Déchets nucléaires, on demande plus de transparence s'il-vous-plaît

Le 16/07/2010 à 11:08  

Déchets nucléaires, on demande plus de transparence s'il-vous-plaît

Déchets radioactifs Le 13 octobre 2009, sur ARTE, était diffusé un documentaire intitulé "Déchets, le cauchemar du nucléaire". C'est à la suite de cette émission que le gouvernement a saisi le Haut comité pour la transparence et l'information sur la sécurité des matières et des déchets nucléaires (HCTISN) pour analyser en profondeur les flux d'uranium, en amont et en aval, et faire la lumière sur les volumes concernés. En effet, le reportage sur les flux de matières radioactives entre la France et la Russie avait pointé du doigt l'extrême insuffisance du nombre d'informations rendues public sur le sujet. Le rapport du HCTISN a été rendu le 12 juillet 2010 au gouvernement. 

Le rapport d'évaluation sur les déchets nucléaires (à lire ici) a été demandé par Jean-Louis Borloo -ministre de l'environnement- et par l'Office parlementaire d'évaluation des choix scientifiques et technologiques. Il apporte des éléments nouveaux en matière de gestion de déchets radioactifs et surtout risque d'exacerber les tensions entre pro et antinucléaires. En effet, il annonce que le taux de recyclage du nucléaire n'est pas de 96%, comme l'annonçaient Areva et EDF, mais seulement de 12%. Premier pavé dans la mare. De plus, le taux de recyclage sur les dernières années se situerait plutôt entre 3,9% et 1,7%. Deuxième pavé dans la mare. Cela confirme que les propos des industriels sur le "cycle fermé" des déchets que l'on valorise pour faire de l'énergie, comme il est envisagé de le faire avec les centrales de 4e génération, est loin d'être un fait acquis.

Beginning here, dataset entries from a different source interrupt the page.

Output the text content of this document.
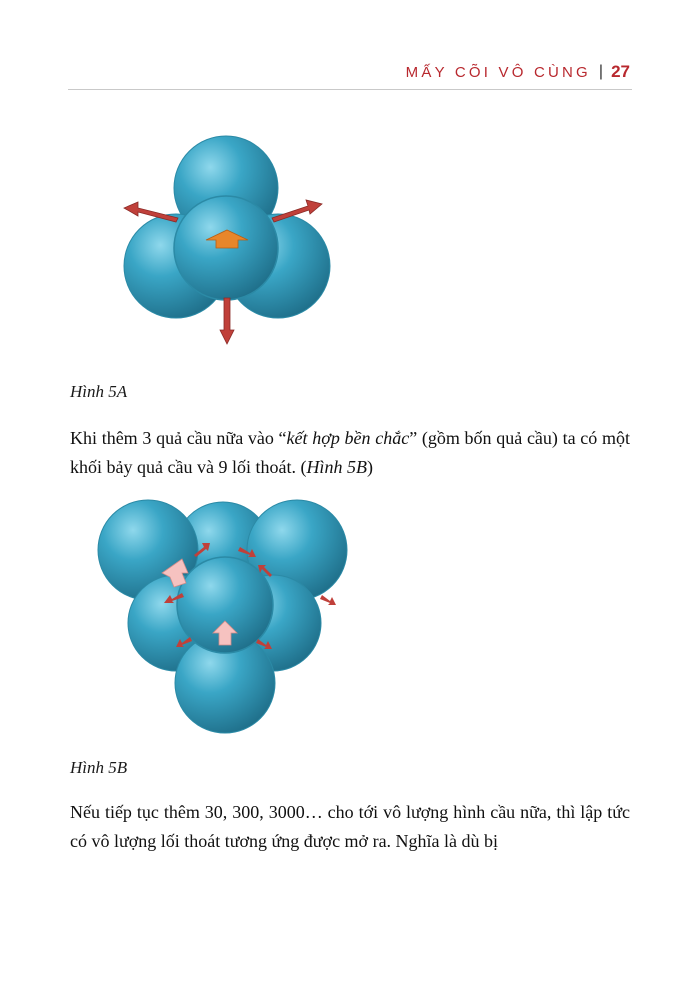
MẤY CÕI VÔ CÙNG | 27
Hình 5A

Khi thêm 3 quả cầu nữa vào “kết hợp bền chắc” (gồm bốn quả cầu) ta có một khối bảy quả cầu và 9 lối thoát. (Hình 5B)

Hình 5B

Nếu tiếp tục thêm 30, 300, 3000… cho tới vô lượng hình cầu nữa, thì lập tức có vô lượng lối thoát tương ứng được mở ra. Nghĩa là dù bị
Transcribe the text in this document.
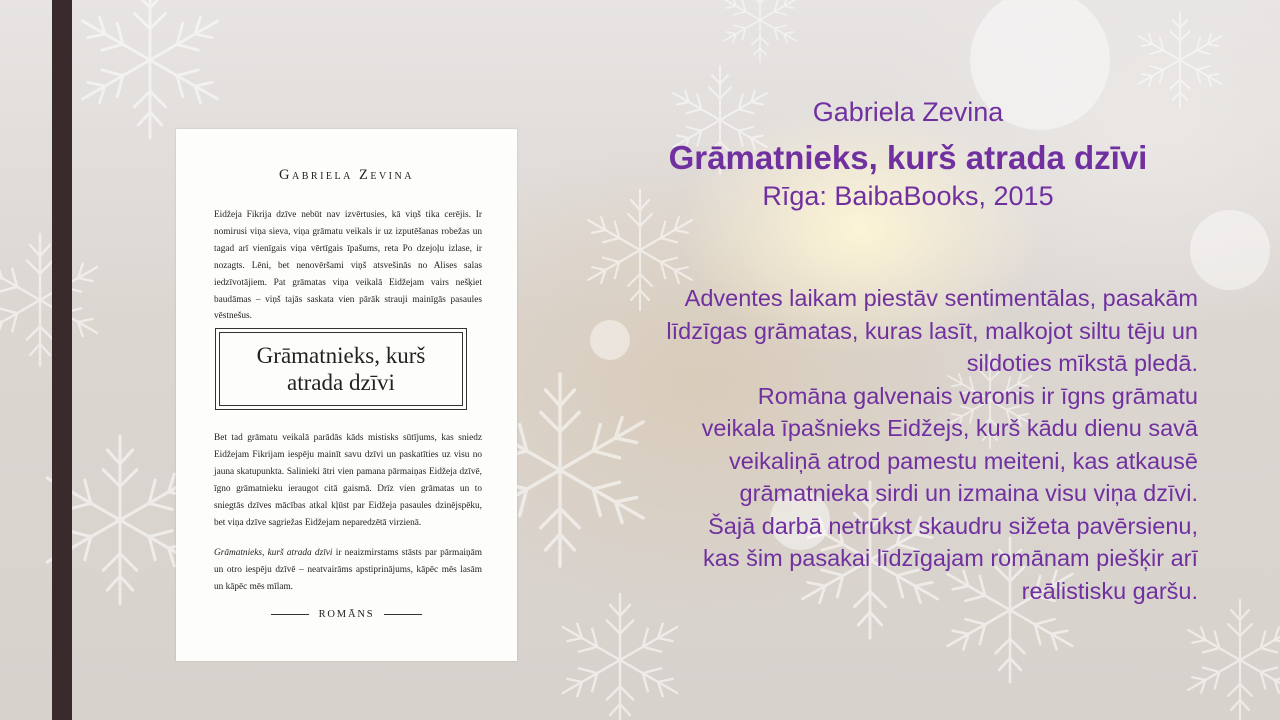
Gabriela Zevina

Eidžeja Fikrija dzīve nebūt nav izvērtusies, kā viņš tika cerējis. Ir nomirusi viņa sieva, viņa grāmatu veikals ir uz izputēšanas robežas un tagad arī vienīgais viņa vērtīgais īpašums, reta Po dzejoļu izlase, ir nozagts. Lēni, bet nenovēršami viņš atsvešinās no Alises salas iedzīvotājiem. Pat grāmatas viņa veikalā Eidžejam vairs nešķiet baudāmas – viņš tajās saskata vien pārāk strauji mainīgās pasaules vēstnešus.

Grāmatnieks, kurš
atrada dzīvi

Bet tad grāmatu veikalā parādās kāds mistisks sūtījums, kas sniedz Eidžejam Fikrijam iespēju mainīt savu dzīvi un paskatīties uz visu no jauna skatupunkta. Salinieki ātri vien pamana pārmaiņas Eidžeja dzīvē, īgno grāmatnieku ieraugot citā gaismā. Drīz vien grāmatas un to sniegtās dzīves mācības atkal kļūst par Eidžeja pasaules dzinējspēku, bet viņa dzīve sagriežas Eidžejam neparedzētā virzienā.

Grāmatnieks, kurš atrada dzīvi ir neaizmirstams stāsts par pārmaiņām un otro iespēju dzīvē – neatvairāms apstiprinājums, kāpēc mēs lasām un kāpēc mēs mīlam.

ROMĀNS
Gabriela Zevina
Grāmatnieks, kurš atrada dzīvi
Rīga: BaibaBooks, 2015
Adventes laikam piestāv sentimentālas, pasakām
līdzīgas grāmatas, kuras lasīt, malkojot siltu tēju un
sildoties mīkstā pledā.
Romāna galvenais varonis ir īgns grāmatu
veikala īpašnieks Eidžejs, kurš kādu dienu savā
veikaliņā atrod pamestu meiteni, kas atkausē
grāmatnieka sirdi un izmaina visu viņa dzīvi.
Šajā darbā netrūkst skaudru sižeta pavērsienu,
kas šim pasakai līdzīgajam romānam piešķir arī
reālistisku garšu.
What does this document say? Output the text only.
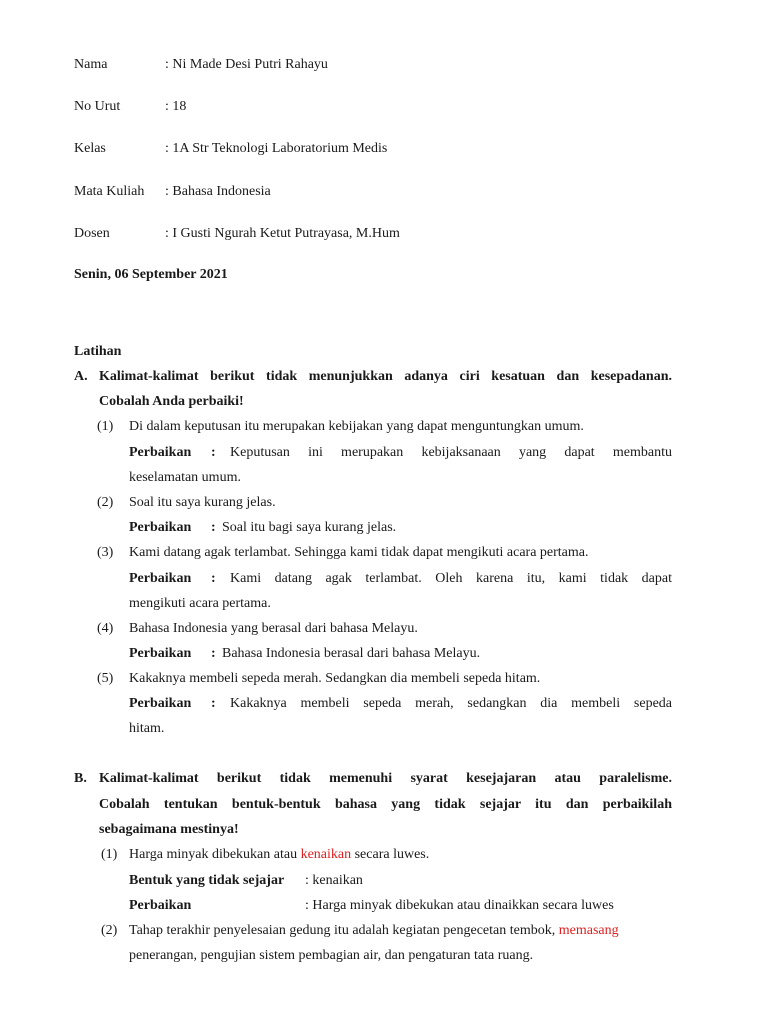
Nama	: Ni Made Desi Putri Rahayu
No Urut	: 18
Kelas	: 1A Str Teknologi Laboratorium Medis
Mata Kuliah : Bahasa Indonesia
Dosen	: I Gusti Ngurah Ketut Putrayasa, M.Hum
Senin, 06 September 2021
Latihan
A. Kalimat-kalimat berikut tidak menunjukkan adanya ciri kesatuan dan kesepadanan.
Cobalah Anda perbaiki!
(1) Di dalam keputusan itu merupakan kebijakan yang dapat menguntungkan umum.
Perbaikan : Keputusan ini merupakan kebijaksanaan yang dapat membantu
keselamatan umum.
(2) Soal itu saya kurang jelas.
Perbaikan : Soal itu bagi saya kurang jelas.
(3) Kami datang agak terlambat. Sehingga kami tidak dapat mengikuti acara pertama.
Perbaikan : Kami datang agak terlambat. Oleh karena itu, kami tidak dapat
mengikuti acara pertama.
(4) Bahasa Indonesia yang berasal dari bahasa Melayu.
Perbaikan : Bahasa Indonesia berasal dari bahasa Melayu.
(5) Kakaknya membeli sepeda merah. Sedangkan dia membeli sepeda hitam.
Perbaikan : Kakaknya membeli sepeda merah, sedangkan dia membeli sepeda
hitam.
B. Kalimat-kalimat berikut tidak memenuhi syarat kesejajaran atau paralelisme.
Cobalah tentukan bentuk-bentuk bahasa yang tidak sejajar itu dan perbaikilah
sebagaimana mestinya!
(1) Harga minyak dibekukan atau kenaikan secara luwes.
Bentuk yang tidak sejajar : kenaikan
Perbaikan	: Harga minyak dibekukan atau dinaikkan secara luwes
(2) Tahap terakhir penyelesaian gedung itu adalah kegiatan pengecetan tembok, memasang
penerangan, pengujian sistem pembagian air, dan pengaturan tata ruang.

  Le rapport nous apprend qu'il faut "de l'ordre de 8 000 tonnes d'uranium naturel pour fabriquer la quantité de combustible nécessaire au fonctionnement des centrales françaises qui consomment 12 000 tonnes de combustible nucléaire" (uranium enrichi). Par ailleurs, 7 300 tonnes d'uranium appauvri sont également produites, ce qui devrait porter le stock d'uranium appauvri à 450 000 tonnes en 2040. Comme le souligne Jacky Bonnemains président de l'association Robin des Bois, "Ce rapport représente une somme d'informations considérables" qui feraient bien d'être communiquées chaque année "car elles évoluent dans le temps".

En ce qui concerne la fluidité des informations, car c'est aussi là que la bât blesse, des nuances doivent être apportées. Il n'y a pas de caractère secret des flux de déchets, précise le député Claude Gatignol. Cependant, il souligne que "certains éléments de communication des exploitants nucléaires peuvent donner lieu à interprétation sur l'existence d'un cycle dans lequel toutes les matières issues du traitement des combustibles usés étaient immédiatement et en totalité recyclées, sans que les limites à un recyclage intégral des matières issues du traitement soient clairement exposées". En clair, on a besoin de beaucoup plus d'informations. Le public n'est pas à même de distinguer la nuance entre matières radioactives valorisables (uranium de recyclage et l'uranium appauvri) et déchets radioactifs, destinés au stockage. On produit donc 7 300 tonnes d'uranium appauvri, dont "l'essentiel est actuellement entreposé en vue de sa réutilisation envisagée dans les réacteurs de 4e génération". La France envoie en Russie des "matières valorisables", 30 000 tonnes expédiées depuis 2006 par Areva, dans l'attente d'une éventuelle valorisation, et non pas des déchets radioactifs...Ce qui montre que le problème de la valorisation n'est toujours pas résolu. Encore moins celui des déchets radioactifs.

Jacky Bonnemains a souhaité, lors de la présentation de ce rapport à la presse, souligner la mésaventure vécue par le Haut comité lors de ses investigations. Ce dernier a décidé d'annuler sa visite du site de stockage de Tomsk (Russie). Les autorités ont refusé au préalable de délivrer les autorisations d'entrée à deux membres du comité: un syndicaliste et un représentant d'association environnementale.
Bref : pour ces raisons et malgré la diffusion d'informations inédites, plusieurs représentants associatifs (Greenpeace, FNE, ACRO, ANCCLI) ont exprimé des "réserves" sur ce rapport, qui même s'il s'avère basé sur une démarche positive, n'en a pas moins été perverti par les industriels pour autant.